Shopify, long a market darling, is hitting a more mature phase where high expectations may finally be catching up with reality. Wolfe Research’s Shweta Khajuria downgraded the stock to Hold, citing an increasingly “balanced” risk/reward after two years of sharp multiple expansion. Shopify continues to gain market share in e-commerce and payments, and its “Agentic Commerce” AI vision has excited the market, but Khajuria argues much of this promise is already priced into the shares. Her 2026 gross merchandise volume (GMV) forecast is slightly above consensus and still implies robust mid-20% to potentially ~30% growth, yet she sees limited room for upside because that kind of performance is already what investors are baking in. At the same time, she doesn’t expect significant improvement in free cash flow or operating margins, as management continues to pour money into AI, international expansion, and enterprise initiatives. The result is a stock that still represents a high-quality franchise, but one where future beats on growth or profitability have a high bar to clear before justifying further rerating.

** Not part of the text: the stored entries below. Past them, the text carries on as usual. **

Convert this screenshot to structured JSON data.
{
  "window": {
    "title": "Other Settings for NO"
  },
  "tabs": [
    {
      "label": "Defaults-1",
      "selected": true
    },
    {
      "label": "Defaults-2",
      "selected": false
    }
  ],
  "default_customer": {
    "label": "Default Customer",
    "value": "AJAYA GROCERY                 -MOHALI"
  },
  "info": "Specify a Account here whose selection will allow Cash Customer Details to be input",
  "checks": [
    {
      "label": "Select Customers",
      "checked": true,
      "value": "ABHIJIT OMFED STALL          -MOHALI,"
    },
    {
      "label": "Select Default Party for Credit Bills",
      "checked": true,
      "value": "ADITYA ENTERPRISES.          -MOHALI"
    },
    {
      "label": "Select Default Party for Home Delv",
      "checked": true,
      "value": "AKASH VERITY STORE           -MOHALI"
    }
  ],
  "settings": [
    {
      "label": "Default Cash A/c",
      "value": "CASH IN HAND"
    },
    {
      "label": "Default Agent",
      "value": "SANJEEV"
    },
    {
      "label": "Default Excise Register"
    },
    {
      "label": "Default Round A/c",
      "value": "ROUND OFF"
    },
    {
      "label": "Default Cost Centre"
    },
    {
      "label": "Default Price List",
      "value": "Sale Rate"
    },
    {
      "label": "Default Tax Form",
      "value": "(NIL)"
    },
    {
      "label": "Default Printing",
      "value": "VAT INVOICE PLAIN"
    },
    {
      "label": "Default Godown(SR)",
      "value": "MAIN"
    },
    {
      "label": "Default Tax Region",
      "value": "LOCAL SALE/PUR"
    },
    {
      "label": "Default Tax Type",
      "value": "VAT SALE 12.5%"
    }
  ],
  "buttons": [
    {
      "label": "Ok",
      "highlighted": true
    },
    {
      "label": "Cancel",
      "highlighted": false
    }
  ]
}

UnitedHealth Group is being framed as a turnaround story with long-term upside, rather than a quick trade, by Evercore ISI’s Elizabeth Anderson, who initiated coverage with a Buy rating and a $400 price target. The analyst argues that 2026 will be more of a rebuilding year as the insurer and health-services giant works through operational issues, particularly within its Medicare Advantage and Optum businesses, but sees the heavy lifting paying off from 2027 onward. In Medicare Advantage, Anderson expects margins to gradually recover as UnitedHealth pushes through stronger pricing and benefits from more favorable government rates, targeting operating margins in the 3% range and improving over several years. Optum – the umbrella for its physician services, pharmacy benefit management, and data/analytics operations – is also seen as fixable, with new management focused on better pricing discipline after an overly aggressive growth phase. Medicaid operations, currently pressured, are expected to break even by 2028 as rates catch up and the company reassesses its state footprint. Taken together, Anderson believes UnitedHealth can return to mid-teens EPS growth in the long run, helped by steady revenue gains and disciplined capital deployment, making today’s valuation attractive for patient investors willing to hold through the transition.